Last June, I was fortunate enough to go on an African safari in Tanzania. At a hotel in the Serengeti Game Park were three cell towers artfully disguised as 100-foot-tall trees. I was amazed at the concept of concealing this blight on the landscape. There are also opportunities to camouflage the smaller devices visible on rooftops and in our scenic venues.
We live in a location that takes pride in its natural surroundings. At the same time, we defile the landscape with cell towers that provide us with instant wireless communication. My proposal is to consider an initiative to camouflage any new towers built. We need a groundswell of support from people who care about our environment and abhor visual pollution. We need to contact our city councils and local politicians.
The relatively low cost of disguising a tower can be absorbed by the communication companies — the public coffers need not be affected. Camouflage exists usually in places of affluence where the communications companies are forced to comply. We would like to identify existing towers in areas of our city that need to be cloaked and find out when new towers are proposed. Our best plan would be to enact initiatives to demand that new installations received camouflage. When we are able to successfully erect one specimen, it will help this cause gather momentum.
If Tanzania can have the vision to cherish their environment, why can't we? Join us to work together to sustain Minnesota's natural beauty.

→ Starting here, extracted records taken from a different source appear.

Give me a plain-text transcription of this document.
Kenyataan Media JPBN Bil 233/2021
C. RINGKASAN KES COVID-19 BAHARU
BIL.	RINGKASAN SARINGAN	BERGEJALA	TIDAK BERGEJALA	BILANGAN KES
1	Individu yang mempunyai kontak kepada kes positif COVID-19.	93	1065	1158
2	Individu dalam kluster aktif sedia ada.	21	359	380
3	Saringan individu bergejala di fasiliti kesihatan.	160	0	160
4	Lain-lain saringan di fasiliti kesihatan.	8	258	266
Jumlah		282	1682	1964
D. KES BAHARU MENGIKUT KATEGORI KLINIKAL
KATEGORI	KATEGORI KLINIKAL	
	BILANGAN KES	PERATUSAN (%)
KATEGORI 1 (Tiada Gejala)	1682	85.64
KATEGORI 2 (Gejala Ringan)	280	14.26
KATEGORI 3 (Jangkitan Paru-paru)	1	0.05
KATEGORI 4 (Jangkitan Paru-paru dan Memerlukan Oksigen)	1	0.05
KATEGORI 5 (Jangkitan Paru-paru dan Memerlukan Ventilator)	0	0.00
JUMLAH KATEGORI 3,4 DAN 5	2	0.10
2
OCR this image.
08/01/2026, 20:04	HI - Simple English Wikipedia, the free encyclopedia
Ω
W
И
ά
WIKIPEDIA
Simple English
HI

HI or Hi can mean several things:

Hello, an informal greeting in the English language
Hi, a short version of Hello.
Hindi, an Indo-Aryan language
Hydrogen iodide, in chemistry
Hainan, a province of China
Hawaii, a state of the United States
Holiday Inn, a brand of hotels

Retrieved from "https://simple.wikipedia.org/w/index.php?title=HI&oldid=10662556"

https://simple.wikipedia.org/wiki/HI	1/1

Christopher Mickman, Anoka
HOME HEALTH CARE
Readers still need more information
The final story in the series on home care ("Home care fraud is going unpunished," Dec. 28) missed the chance to really help readers understand this issue and think about how to proceed. It provided useful information about practices within the industry and actions by the state. But the value of its "here are the numbers" approach was greatly weakened by the absence of key numbers: the number of investigators in the various agencies and, more crucially, whether we in Minnesota ensure that we get adequate enforcement: Have we provided more support for those investigative areas as the industry has grown? Kept it flat? Even worse, cut support during the last decade of rapid growth in the field? Without this context, it is no surprise the story gives no clues for how to move forward effectively against bad actors while supporting good ones.
Robert Frame, Minneapolis
SUNDAY LIQUOR SALES
Listen — the fewer open hours, the better
In reading the Dec. 28 editorial pushing for Sunday off-sale liquor sales in Minnesota, it occurred to me that there is a better alternative.
In order to drastically reduce domestic abuse, robberies and assaults, divorce, and financial devastation by sports gambling addicts, and to reduce both property taxes and income taxes in the state, we not only should continue to disallow sales on Sunday but also eliminate sales on either Saturdays or Mondays.
The only people hurt by this that I can foresee are predatory DWI attorneys and possibly newspaper advertising sales reps.